TERASBANDUNG.COM - Indonesia kembali menghadapi situasi berat. Berbagai bencana, terutama banjir yang melanda sejumlah wilayah di Sumatra, menimbulkan duka mendalam bagi masyarakat.

Lebih dari 900 korban meninggal dunia dan sekitar 200 orang masih hilang, meninggalkan jejak kehilangan yang tak tergantikan: keluarga, tempat tinggal, hingga harta benda.

Di tengah upaya masyarakat dan lembaga sosial menggalang bantuan untuk para penyintas, muncul persoalan serius: praktik penyaluran dana donasi kepada “korban fiktif”.

Fenomena ini tidak hanya melukai kepercayaan publik, tetapi juga menyalahi ajaran agama dan melanggar hukum negara.

Baca Juga : Bungkam Bangkok United 1–0, Persib Kini Tunggu Lawan di 16 Besar ACL Two

Untuk menjawab pertanyaan mengenai hukumnya, berikut penjelasan lengkap dari perspektif Islam dan hukum positif Indonesia.

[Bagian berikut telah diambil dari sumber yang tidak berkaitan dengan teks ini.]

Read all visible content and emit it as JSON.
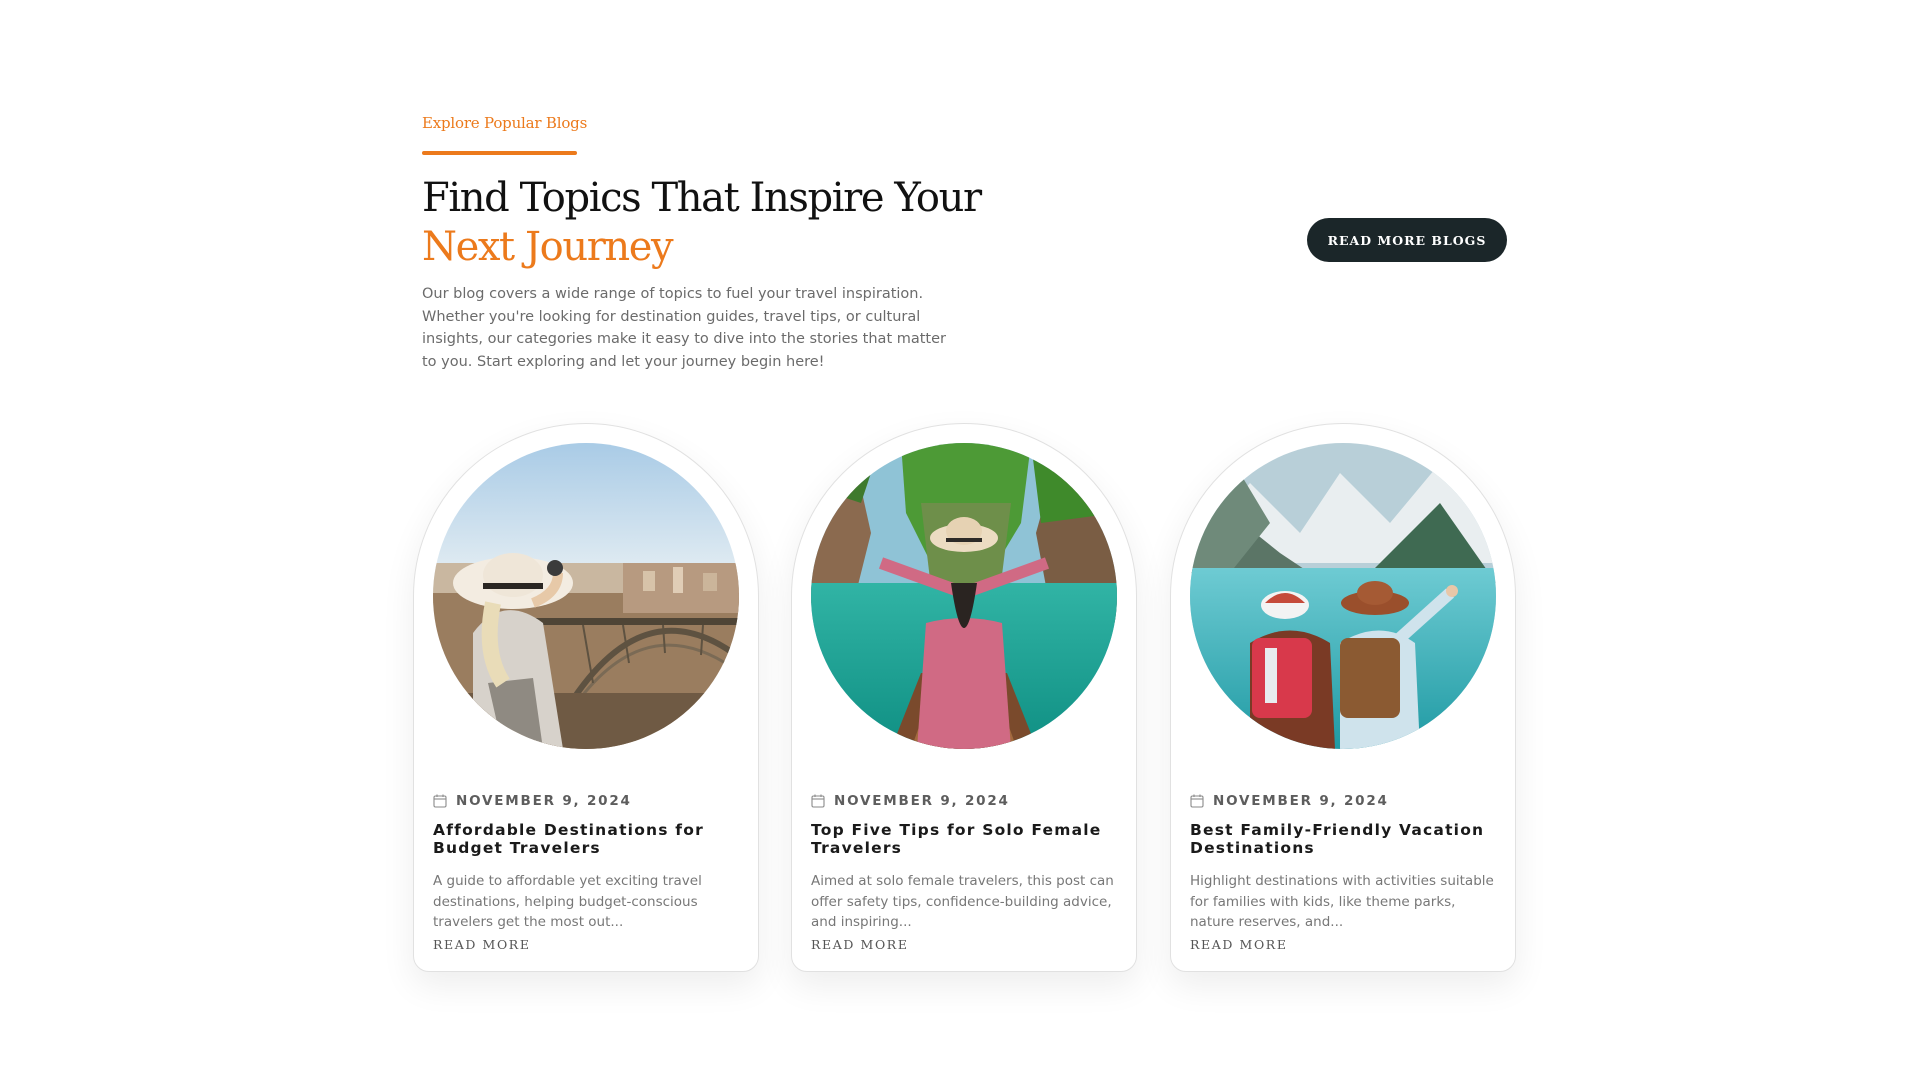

Amanah dalam Islam: Larangan Keras Menyelewengkan Dana Donasi

Islam menempatkan amanah sebagai prinsip fundamental. Menyelewengkan dana bantuan—termasuk menyalurkan donasi kepada korban yang tidak nyata—termasuk tindakan yang diharamkan.

Ayat Al-Qur’an tentang Pengkhianatan Amanah

Allah SWT berfirman dalam Surah Al-Anfal ayat 27:

يَـٰٓأَيُّهَا ٱلَّذِينَ ءَامَنُوا۟ لَا تَخُونُوا۟ ٱللَّهَ وَٱلرَّسُولَ وَتَخُونُوٓا۟ أَمَـٰنَـٰتِكُمْ وَأَنتُمْ تَعْلَمُونَ

“Wahai orang-orang yang beriman, janganlah kamu mengkhianati Allah dan Rasul serta mengkhianati amanat yang dipercayakan kepadamu, sedangkan kamu mengetahui.”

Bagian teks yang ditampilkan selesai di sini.